Gender jokes
Women.
A young blonde woman fears her husband is having an affair, so she goes to a shop and buys a handgun.
The next day she comes home to find her husband in bed with a beautiful redhead. She grabs the gun and holds it to her head. The husband jumps out of bed, begging and pleading with her not to shoot herself. The hysterical blonde tells her husband: "Shut up... you're next!"
What is the difference between a snow woman and a snowman?
Snowballs.
What do girls and noodles have in common?
They both wiggle when you eat them.
Why do we not have female magicians? Because last time we had them, we burned them alive.
What do you call someone who hates rape jokes? An ugly feminist that couldn't get a cock in her mouth.
How do you get a dishwasher to shovel snow? Give the bitch a shovel.
So, you're into pronouns? Let me she/them titties.
Teach a man to fish and he will eat for a lifetime.
Teach a feminist to fish and she will accuse you of patronising her, claim she knew how to do it anyway, and that even if she didn’t, she could easily work it out without the help of a man.
Women are like iPhones, you have to touch them all over before they respond. Men are like Blackberrys, rub one ball and everything moves!

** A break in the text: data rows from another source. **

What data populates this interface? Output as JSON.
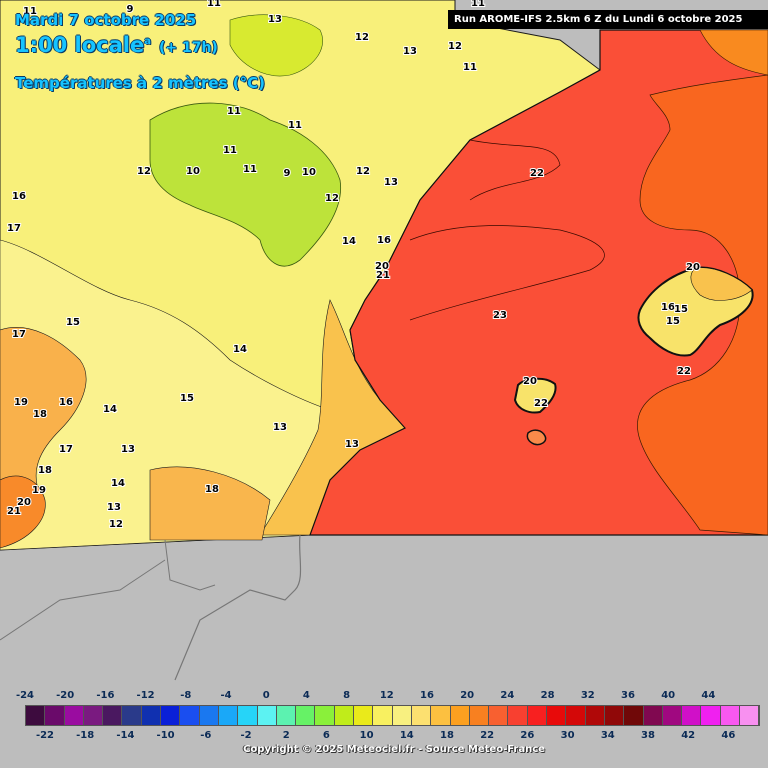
{
  "header": {
    "date": "Mardi 7 octobre 2025",
    "time": "1:00 locale",
    "time_sup": "a",
    "lead": "(+ 17h)",
    "field": "Températures à 2 mètres (°C)"
  },
  "run_banner": "Run AROME-IFS 2.5km 6 Z du Lundi 6 octobre 2025",
  "map_labels": [
    {
      "text": "11"
    },
    {
      "text": "9"
    },
    {
      "text": "11"
    },
    {
      "text": "13"
    },
    {
      "text": "11"
    },
    {
      "text": "12"
    },
    {
      "text": "13"
    },
    {
      "text": "12"
    },
    {
      "text": "11"
    },
    {
      "text": "11"
    },
    {
      "text": "11"
    },
    {
      "text": "12"
    },
    {
      "text": "11"
    },
    {
      "text": "11"
    },
    {
      "text": "10"
    },
    {
      "text": "9"
    },
    {
      "text": "10"
    },
    {
      "text": "12"
    },
    {
      "text": "12"
    },
    {
      "text": "13"
    },
    {
      "text": "16"
    },
    {
      "text": "17"
    },
    {
      "text": "14"
    },
    {
      "text": "16"
    },
    {
      "text": "20"
    },
    {
      "text": "21"
    },
    {
      "text": "15"
    },
    {
      "text": "17"
    },
    {
      "text": "14"
    },
    {
      "text": "19"
    },
    {
      "text": "18"
    },
    {
      "text": "16"
    },
    {
      "text": "14"
    },
    {
      "text": "15"
    },
    {
      "text": "13"
    },
    {
      "text": "17"
    },
    {
      "text": "13"
    },
    {
      "text": "18"
    },
    {
      "text": "14"
    },
    {
      "text": "13"
    },
    {
      "text": "19"
    },
    {
      "text": "18"
    },
    {
      "text": "20"
    },
    {
      "text": "21"
    },
    {
      "text": "13"
    },
    {
      "text": "12"
    },
    {
      "text": "22"
    },
    {
      "text": "23"
    },
    {
      "text": "20"
    },
    {
      "text": "16"
    },
    {
      "text": "15"
    },
    {
      "text": "15"
    },
    {
      "text": "22"
    },
    {
      "text": "20"
    },
    {
      "text": "22"
    }
  ],
  "legend": {
    "top_ticks": [
      "-24",
      "-20",
      "-16",
      "-12",
      "-8",
      "-4",
      "0",
      "4",
      "8",
      "12",
      "16",
      "20",
      "24",
      "28",
      "32",
      "36",
      "40",
      "44"
    ],
    "bottom_ticks": [
      "-22",
      "-18",
      "-14",
      "-10",
      "-6",
      "-2",
      "2",
      "6",
      "10",
      "14",
      "18",
      "22",
      "26",
      "30",
      "34",
      "38",
      "42",
      "46"
    ],
    "colors": [
      "#3d0b3e",
      "#6a0a6a",
      "#9a0ca0",
      "#7a1a80",
      "#4a1860",
      "#2a3a8a",
      "#1030b0",
      "#0a20d8",
      "#1a4ef0",
      "#1a78f0",
      "#1aa8f8",
      "#26d4f8",
      "#5cf2f2",
      "#5cf2b0",
      "#66f266",
      "#8af03a",
      "#c0ec1a",
      "#eaea1a",
      "#f8f060",
      "#f8f080",
      "#fce070",
      "#fcc040",
      "#fca020",
      "#f88020",
      "#f86030",
      "#f84030",
      "#f82020",
      "#e80a0a",
      "#d40808",
      "#b00808",
      "#900808",
      "#700808",
      "#800850",
      "#a00880",
      "#d010c8",
      "#f020f0",
      "#f858f0",
      "#f890f0"
    ]
  },
  "copyright": "Copyright © 2025 Meteociel.fr - Source Meteo-France",
  "colors": {
    "sea_warm": "#fa4f37",
    "sea_hot": "#f9661f",
    "land_yellow": "#f8f07a",
    "land_green": "#bde33a",
    "land_orange": "#f9b14b",
    "no_data": "#bdbdbd"
  }
}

How are Kentucky Fried Chicken and a woman the same?
Once you take away the legs and the breasts, you’re left with one greasy box to put your bone in.
Why do trans women make the best golf course grounds staff?
They’re enthusiastic about getting rid of unwanted balls.
Why does OSHA require women to wear panties?
Because every manhole needs a cover.
Feminists are a joke.
A man is lying on the beach, wearing nothing but a cap over his crotch. A woman passing by remarks, "If you were any sort of a gentleman, you would lift your hat to a lady." He replies, "If you were any sort of a sexy lady, the hat would lift by itself."
What’s the difference between a woman with PMS and a terrorist?
You can negotiate with a terrorist.
How many feminists does it take to screw in a light bulb?
None. They just hold it in the socket and expect the world to revolve around them.
Guy: Do you know how to draw women's rights?
Girl: No, how?
Guy: All you need is a blank paper, and that's it.
Did you hear about the boy who got raped by a group of women in the park whilst jogging? Now there are lots of male joggers in the area.
I got kicked out of a library because I put a book about women's rights into the fantasy section.